DECATUR — Visitors to Scovill Zoo this season will see a new bronze sculpture donated by the Howard G. Buffett Foundation.
The zoo, which opens at 9:30 Saturday, April 7, unveiled the $150,000 sculpture during a ceremony Friday morning. According to a news release from the Decatur Park District, the sculpture highlights the conservation efforts of rangers at Virunga National Park, a UNESCO world heritage site in the Democratic Republic of the Congo in central Africa.
Virunga and neighboring parks in Rwanda and Uganda are home to the world's remaining population of mountain gorillas, the release said. The sculpture depicts a gorilla and two park rangers, with a cross, helmet and a pair of boots sitting between them, Scovill Zoo director Ken Frye said Friday.
"It's a pretty dangerous job protecting life in the Congo," he said. "There's a sign on the sculpture that explains what it is and how dangerous the ranger's jobs are."
The private foundation of Macon County Sheriff Howard Buffett supports the efforts of park rangers to protect the habitat of the endangered mountain gorilla. Buffett, a multimillionaire who launched his foundation in 1999, is known worldwide as a philanthropist who specializes in helping the poorest of the poor, especially those who live in dangerous areas.
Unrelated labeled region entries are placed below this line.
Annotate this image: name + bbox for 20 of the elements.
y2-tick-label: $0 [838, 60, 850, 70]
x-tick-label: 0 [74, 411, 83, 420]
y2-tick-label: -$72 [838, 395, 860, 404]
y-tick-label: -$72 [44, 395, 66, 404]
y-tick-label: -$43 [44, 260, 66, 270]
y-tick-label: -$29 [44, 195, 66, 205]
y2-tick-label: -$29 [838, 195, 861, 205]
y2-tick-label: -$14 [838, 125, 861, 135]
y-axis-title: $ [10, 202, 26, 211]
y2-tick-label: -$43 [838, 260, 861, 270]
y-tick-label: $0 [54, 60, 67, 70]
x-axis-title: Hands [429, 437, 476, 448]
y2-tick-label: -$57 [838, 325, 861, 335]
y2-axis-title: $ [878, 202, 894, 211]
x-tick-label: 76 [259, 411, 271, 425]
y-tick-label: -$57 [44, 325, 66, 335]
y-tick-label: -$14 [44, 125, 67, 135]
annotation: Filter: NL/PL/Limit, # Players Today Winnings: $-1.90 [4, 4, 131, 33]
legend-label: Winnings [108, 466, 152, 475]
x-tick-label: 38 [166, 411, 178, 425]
The sculpture was initially supposed to be installed in Africa after it was purchased by the Buffett Foundation, Frye said. Further discussions led to Scovill Zoo being mentioned as a potential home for it, he said, and the zoo ultimately received it and installed it over the zoo's off-season.
Frye said the statue has been installed near the zoo's howler monkey exhibit, and can be seen outside of the zoo's fence as well.
Frye said animal conservation remains a strong focus for the zoo, so the statue is a good representative both of its efforts and the efforts of other zoos accredited by the Association of Zoos and Aquariums.
"It's our job to help out with the conservation in the wild," he said. "We look forward to the hundreds and thousands of people who will come out to the zoo this season and make it a busy place to learn about animals."